In June 2010, Beretta signed a two-year contract with Greek side PAOK, with this being his first experience outside his homeland. However, on 22 July 2010, just a month after his appointment at the helm of the squad, Paok chairman Thodoris Zagorakis decided to sack him due to poor pre-season results and rumoured complaints from some players. Mario Beretta was immediately replaced by Pavlos Dermitzakis.

On 6 December 2010, Beretta was announced as new head coach of Serie A relegation-threatened Lombardians Brescia, replacing Giuseppe Iachini at the helm of the Rondinelle.
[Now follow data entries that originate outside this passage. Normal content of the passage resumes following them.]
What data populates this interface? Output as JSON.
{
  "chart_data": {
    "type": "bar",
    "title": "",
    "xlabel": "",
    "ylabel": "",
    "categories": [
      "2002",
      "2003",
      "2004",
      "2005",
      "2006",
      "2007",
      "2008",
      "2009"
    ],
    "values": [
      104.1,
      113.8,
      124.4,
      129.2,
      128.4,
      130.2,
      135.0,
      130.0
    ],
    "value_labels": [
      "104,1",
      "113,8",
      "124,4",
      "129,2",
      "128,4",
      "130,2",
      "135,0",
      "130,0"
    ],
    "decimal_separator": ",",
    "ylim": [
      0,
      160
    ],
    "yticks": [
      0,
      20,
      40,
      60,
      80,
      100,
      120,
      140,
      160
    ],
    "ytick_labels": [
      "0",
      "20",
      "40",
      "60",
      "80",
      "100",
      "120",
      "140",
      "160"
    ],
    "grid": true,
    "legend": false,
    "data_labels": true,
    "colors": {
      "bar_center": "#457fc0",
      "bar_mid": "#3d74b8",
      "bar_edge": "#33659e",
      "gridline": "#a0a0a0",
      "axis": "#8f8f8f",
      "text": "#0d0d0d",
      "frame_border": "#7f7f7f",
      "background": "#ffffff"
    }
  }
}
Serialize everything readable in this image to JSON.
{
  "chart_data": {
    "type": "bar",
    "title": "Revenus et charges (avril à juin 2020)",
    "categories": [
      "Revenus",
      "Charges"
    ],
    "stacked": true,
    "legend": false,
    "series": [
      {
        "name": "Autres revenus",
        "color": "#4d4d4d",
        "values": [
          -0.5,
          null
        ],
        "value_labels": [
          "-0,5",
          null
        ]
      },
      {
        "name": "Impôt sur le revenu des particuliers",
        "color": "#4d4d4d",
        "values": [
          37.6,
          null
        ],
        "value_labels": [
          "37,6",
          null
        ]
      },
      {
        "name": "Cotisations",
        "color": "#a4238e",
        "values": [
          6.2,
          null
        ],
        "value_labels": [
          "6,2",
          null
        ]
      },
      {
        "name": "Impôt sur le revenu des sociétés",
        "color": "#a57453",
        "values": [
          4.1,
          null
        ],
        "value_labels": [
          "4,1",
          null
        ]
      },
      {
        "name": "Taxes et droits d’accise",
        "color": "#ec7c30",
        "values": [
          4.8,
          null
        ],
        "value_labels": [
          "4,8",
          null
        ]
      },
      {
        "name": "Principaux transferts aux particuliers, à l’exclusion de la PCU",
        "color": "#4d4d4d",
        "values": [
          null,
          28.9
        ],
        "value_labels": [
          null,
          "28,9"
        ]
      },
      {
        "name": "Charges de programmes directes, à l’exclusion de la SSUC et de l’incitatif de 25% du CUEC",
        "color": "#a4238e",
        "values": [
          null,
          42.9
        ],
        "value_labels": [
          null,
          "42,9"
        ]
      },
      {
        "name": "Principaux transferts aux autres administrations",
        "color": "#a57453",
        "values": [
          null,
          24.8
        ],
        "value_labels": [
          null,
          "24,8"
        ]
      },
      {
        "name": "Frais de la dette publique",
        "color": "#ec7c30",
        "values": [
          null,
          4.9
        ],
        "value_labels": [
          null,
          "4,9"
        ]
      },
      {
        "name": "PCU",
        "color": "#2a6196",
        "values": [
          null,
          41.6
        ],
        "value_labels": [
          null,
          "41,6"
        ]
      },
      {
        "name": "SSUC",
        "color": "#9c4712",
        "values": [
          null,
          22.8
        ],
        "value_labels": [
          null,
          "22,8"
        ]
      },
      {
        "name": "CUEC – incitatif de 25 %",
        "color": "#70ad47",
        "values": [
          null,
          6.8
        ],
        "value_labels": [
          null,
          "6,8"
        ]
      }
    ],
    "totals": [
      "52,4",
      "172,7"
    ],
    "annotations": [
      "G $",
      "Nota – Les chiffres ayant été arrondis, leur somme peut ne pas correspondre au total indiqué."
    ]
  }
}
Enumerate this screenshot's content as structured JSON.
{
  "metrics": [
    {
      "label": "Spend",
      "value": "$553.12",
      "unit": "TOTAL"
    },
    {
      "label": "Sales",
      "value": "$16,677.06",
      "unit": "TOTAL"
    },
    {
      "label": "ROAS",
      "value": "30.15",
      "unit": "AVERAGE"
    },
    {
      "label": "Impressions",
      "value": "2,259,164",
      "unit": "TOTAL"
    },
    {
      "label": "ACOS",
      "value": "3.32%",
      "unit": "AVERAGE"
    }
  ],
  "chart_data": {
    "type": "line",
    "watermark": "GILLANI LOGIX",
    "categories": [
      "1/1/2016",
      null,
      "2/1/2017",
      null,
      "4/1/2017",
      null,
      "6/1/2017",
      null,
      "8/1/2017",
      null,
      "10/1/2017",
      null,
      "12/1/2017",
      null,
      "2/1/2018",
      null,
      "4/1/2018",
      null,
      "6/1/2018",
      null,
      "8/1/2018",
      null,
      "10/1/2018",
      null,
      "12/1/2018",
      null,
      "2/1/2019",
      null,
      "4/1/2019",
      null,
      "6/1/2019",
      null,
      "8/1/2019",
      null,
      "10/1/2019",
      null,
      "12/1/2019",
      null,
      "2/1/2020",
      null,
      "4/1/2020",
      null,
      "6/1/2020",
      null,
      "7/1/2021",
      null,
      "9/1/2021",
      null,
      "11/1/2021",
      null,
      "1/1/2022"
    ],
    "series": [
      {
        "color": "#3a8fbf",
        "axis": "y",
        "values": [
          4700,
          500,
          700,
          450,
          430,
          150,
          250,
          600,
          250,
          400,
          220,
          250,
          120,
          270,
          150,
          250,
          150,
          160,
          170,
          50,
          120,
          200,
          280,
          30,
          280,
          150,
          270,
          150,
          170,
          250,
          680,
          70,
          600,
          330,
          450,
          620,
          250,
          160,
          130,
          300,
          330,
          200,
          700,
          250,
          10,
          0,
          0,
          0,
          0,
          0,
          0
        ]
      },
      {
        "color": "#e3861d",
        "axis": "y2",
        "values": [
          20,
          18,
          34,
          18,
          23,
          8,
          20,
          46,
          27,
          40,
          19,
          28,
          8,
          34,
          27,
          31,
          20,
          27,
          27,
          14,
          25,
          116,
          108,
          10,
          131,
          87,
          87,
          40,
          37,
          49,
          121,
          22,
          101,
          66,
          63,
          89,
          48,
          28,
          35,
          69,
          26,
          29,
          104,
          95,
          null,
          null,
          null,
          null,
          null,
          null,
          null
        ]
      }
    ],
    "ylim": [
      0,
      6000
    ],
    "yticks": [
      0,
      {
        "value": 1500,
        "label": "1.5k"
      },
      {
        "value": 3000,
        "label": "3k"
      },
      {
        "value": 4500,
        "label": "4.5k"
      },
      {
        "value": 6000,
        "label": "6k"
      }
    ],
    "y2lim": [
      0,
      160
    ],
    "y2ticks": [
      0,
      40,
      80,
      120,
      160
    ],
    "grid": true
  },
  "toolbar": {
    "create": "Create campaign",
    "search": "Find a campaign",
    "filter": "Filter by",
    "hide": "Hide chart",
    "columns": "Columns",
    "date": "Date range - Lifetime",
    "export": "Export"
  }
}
His tenure as Brescia boss lasted less than two months, as he was dismissed on 30 January 2011 after a 3–0 home loss to relegation-battling rivals Chievo.

Since 21 February 2012 to the end of the season he has been the coach of Cesena in Serie A. He successively served as head coach of financially stricken Serie B club Siena, narrowly missing, in the last minutes of the season, despite eight points of penalization, on a promotion playoff spot only to oversee the club being excluded from professional football for good by the end of the season.

After Siena, he agreed upon a contract with Latina of Serie B in July 2014, only to mutually end his deal just in October due to what the club considered poor results (seven pts in seven matches).